Egli arde, girato da spiedi, con un’unica veste lasciando le sue ricchezze:
al morto non sono or qui d’aiuto i congiunti, né gli amici o i compagni.

Gli eredi ne prendono le ricchezze; egli procede secondo le azioni:
il morto non seguono ricchezze, non figli né moglie né soldi né terra.

Non si ottiene lunga vita col denaro, né si scampa vecchiezza:
breve è la vita, dicono i savi, impermanente, mutabile.

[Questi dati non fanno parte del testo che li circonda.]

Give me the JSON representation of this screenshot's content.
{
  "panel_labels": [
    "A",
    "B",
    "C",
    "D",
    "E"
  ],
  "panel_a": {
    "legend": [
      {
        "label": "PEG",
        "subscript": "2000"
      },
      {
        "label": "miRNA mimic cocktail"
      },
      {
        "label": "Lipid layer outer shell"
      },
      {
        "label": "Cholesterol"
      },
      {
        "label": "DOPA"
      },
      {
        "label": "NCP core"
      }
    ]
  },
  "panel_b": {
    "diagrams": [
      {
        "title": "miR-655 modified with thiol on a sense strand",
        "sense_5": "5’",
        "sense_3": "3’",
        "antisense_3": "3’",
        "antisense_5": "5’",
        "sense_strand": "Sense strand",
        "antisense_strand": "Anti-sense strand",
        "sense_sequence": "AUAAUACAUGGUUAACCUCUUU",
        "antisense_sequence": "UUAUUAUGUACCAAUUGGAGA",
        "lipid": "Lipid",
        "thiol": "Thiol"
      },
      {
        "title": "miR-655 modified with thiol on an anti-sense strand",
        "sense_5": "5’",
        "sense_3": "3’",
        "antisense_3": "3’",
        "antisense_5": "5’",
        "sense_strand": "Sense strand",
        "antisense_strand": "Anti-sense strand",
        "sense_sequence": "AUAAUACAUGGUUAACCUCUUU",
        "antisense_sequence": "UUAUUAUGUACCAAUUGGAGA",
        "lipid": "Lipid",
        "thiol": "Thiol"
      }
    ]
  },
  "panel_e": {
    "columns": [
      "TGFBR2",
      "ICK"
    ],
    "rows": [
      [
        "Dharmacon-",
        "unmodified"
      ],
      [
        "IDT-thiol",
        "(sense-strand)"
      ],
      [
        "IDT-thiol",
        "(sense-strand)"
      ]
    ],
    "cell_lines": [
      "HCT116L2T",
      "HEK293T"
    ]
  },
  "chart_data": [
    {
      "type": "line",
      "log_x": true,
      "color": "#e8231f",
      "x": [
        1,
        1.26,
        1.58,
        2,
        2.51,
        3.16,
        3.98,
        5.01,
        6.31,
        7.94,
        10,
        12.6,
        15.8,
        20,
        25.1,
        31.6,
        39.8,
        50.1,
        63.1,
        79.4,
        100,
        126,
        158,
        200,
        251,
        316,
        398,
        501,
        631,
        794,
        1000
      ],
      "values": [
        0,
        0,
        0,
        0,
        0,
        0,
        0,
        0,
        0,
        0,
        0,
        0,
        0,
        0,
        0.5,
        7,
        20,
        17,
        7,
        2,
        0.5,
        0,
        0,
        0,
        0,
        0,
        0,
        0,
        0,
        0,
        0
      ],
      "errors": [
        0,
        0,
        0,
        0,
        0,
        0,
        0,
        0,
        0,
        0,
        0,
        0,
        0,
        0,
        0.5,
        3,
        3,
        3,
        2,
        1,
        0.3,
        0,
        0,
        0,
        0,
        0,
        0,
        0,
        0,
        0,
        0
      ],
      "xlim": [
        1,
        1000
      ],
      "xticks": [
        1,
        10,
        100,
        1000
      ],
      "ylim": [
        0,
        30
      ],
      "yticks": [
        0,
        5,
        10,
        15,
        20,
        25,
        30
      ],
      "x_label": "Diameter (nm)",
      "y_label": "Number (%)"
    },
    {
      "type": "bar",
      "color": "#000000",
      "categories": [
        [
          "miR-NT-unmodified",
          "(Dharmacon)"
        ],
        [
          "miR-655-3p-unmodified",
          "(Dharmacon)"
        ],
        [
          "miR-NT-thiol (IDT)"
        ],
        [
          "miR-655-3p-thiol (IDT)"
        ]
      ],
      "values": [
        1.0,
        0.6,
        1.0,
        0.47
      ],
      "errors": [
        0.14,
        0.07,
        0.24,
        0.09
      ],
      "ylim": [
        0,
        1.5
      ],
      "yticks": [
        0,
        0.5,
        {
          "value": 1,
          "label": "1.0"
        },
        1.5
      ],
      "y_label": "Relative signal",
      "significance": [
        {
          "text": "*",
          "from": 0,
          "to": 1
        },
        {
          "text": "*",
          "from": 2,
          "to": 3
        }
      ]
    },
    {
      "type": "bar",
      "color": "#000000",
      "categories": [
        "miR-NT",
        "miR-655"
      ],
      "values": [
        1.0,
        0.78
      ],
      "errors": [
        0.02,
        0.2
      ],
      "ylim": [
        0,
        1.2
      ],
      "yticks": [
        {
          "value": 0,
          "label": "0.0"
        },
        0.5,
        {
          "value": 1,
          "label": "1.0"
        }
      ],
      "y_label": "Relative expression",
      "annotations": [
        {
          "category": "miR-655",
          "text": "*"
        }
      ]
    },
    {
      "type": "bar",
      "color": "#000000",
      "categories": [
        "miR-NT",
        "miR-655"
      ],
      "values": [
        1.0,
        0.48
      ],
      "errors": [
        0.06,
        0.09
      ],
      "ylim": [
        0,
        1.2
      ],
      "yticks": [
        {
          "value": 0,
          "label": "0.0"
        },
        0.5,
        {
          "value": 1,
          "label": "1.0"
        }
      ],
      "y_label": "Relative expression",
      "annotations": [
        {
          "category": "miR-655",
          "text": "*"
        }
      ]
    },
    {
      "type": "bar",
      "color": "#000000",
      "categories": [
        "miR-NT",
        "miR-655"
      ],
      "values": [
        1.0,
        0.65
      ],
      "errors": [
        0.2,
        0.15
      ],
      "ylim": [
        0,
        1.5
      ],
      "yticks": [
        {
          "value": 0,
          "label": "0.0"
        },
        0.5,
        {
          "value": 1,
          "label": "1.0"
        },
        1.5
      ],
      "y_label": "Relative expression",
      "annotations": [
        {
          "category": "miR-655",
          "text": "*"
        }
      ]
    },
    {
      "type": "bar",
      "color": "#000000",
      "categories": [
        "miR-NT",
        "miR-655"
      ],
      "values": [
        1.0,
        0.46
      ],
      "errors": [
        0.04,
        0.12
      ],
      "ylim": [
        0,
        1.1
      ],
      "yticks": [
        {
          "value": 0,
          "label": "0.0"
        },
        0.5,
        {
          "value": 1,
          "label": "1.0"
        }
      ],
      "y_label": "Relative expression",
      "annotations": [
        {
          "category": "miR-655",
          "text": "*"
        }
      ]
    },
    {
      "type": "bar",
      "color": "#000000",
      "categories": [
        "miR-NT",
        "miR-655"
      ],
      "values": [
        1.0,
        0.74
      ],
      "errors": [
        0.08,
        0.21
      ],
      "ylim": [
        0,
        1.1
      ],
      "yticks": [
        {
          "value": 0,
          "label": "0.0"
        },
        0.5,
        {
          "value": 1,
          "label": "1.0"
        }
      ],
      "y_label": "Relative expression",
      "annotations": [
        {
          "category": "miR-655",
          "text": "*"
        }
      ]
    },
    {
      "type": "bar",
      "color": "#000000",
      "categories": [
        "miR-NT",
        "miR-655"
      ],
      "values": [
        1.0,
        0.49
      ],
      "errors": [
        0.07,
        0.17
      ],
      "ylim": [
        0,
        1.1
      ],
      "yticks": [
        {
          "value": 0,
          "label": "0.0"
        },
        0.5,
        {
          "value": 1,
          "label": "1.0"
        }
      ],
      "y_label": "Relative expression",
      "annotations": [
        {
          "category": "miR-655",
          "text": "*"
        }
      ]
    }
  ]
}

Ricchi e poveri si consumano nel contatto; lo stolto ed il savio ne sono toccati:
ma lo stolto perisce, percosso con forza; il sapiente, toccato, non trema.

Quindi migliore di ricchezza è sapienza, che ci dà beata fine:
impigliati nell’essere e non essere, fanno cattive azioni gli stolti.

Si nasce in questo e in altro mondo, e si gira per il circolo dell’esistenza:
chi con poca sapienza crede, rinasce in questo ed anche in altro mondo.

Come il brigante, catturato, è ucciso dalle proprie azioni, il malvagio:
così l’uomo, trapassato, è ucciso dalle proprie azioni, il malvagio.

Le brame belle, dolci, piacenti, con allucinazioni agitano la mente:
nelle brame la miseria scorgendo, son divenuto mendicante, o re.

Come frutti dell’albero cadono morti gli uomini, acerbi e maturi:
questo vedendo, son divenuto mendicante, o re: sicura è l’ascesi.